With regard to revisiting previous taught topics a lot of Primary maths is not taught well, I know a lot of primary teachers who don't understand maths deeply enough to be able to teach 'mastery' they learn it just before they teach it - sadly this is creeping into secondary at an alarming rate as well.

So we do have to recap to iron out any previous misconceptions - but I don't assume no knowledge but as Noble says you would be shocked at how little students recall. A huge part of this problem is they are the 'google' generation where they don't need to retain information as it's all at the touch of a button - this is an attitude I have discussed with a lot of 16 year olds at length, they struggle to retain stuff as they don't often need to a skill that is slowly disappearing.

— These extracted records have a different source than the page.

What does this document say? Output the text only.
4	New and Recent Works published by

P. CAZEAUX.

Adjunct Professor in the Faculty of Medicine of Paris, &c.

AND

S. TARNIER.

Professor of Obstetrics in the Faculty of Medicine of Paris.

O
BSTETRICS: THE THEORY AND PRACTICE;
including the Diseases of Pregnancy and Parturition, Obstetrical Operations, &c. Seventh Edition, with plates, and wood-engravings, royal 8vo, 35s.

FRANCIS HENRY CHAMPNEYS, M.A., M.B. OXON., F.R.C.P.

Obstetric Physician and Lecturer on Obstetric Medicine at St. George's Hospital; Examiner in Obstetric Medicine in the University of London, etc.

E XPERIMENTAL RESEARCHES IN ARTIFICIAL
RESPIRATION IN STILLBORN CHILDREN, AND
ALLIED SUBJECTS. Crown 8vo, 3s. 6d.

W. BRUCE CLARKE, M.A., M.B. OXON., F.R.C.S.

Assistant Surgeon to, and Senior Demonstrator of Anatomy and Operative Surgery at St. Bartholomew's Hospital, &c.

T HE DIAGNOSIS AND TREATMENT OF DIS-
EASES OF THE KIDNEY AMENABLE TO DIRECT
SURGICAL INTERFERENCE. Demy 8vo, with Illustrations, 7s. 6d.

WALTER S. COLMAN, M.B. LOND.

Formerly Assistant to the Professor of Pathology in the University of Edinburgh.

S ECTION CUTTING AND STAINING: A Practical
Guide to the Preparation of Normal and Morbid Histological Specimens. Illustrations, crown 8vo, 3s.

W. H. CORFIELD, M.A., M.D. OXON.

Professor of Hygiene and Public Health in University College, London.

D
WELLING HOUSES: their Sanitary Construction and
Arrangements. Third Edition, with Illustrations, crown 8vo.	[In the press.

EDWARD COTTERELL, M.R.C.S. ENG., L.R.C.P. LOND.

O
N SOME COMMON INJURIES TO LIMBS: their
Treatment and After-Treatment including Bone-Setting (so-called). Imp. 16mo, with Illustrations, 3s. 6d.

With regard to the TV programme I agree the students are being portrayed as a group of some of my worst ever classes. I think they were poorly prepared and didn't 'buy' into the experiment. Maybe an inter school challenge would have worked better. I do feel they are showing a huge lack of respect and very poor manners - but I hate to say it in my nice town and middle classed school it is very typical Yr9 behaviour I am just limited to 20-30 of them! The SLT seem to also be lacking the respect and manners I would expect as well.

Apologies for mammoth post and typos am on my phone.

var123 · 18/08/2015 08:10

Noodledoodledoo

Surely primary teachers understand basic maths? Even the level 6 stuff isn't complex, but what at level 5 would you not be surprised to find an adult with a qualification to teach might not know?

var123 · 18/08/2015 08:13

It never occurred to me before but thinking about it, it would explain why sometimes ds2s teachers struggled to mark past papers and calculate the score.

Mehitabel6 · 18/08/2015 08:19

It isn't possible to manage to teach in a primary school without adequate maths. As a supply teacher I was immediately thrown into teaching yr 6 maths with no preparation. Many primary pupils are very bright in Maths- they would soon find out if you were weak!
Maybe lower down the school it is possible.

Noodledoodledoo · 18/08/2015 08:38

I do Primary Liaison work from my school and I have many teachers ask me to go over various topics at Yr 6 and below to help them teach it. I spend a lot of time teaching students 1 isn't a prime number which they have been taught at primary. Division is taught very randomly good/badly. We have up to 40 feeder schools so get quite a range. Just two examples.

This in no way applies to all primary teachers but for some it is an area of weakness they have to be an expert in all subjects - one if the reasons I am secondary. If I was primary they would all be fab mathematicians but rubbish at literacy as it really isn't my strong point. Smile

Noodledoodledoo · 18/08/2015 08:48

My primary liaison work is going into spend an hour with the brightest yr 5/6 students to extend and enrich the maths learning. Primaries ask us to come in and we cover about 8 schools to do it.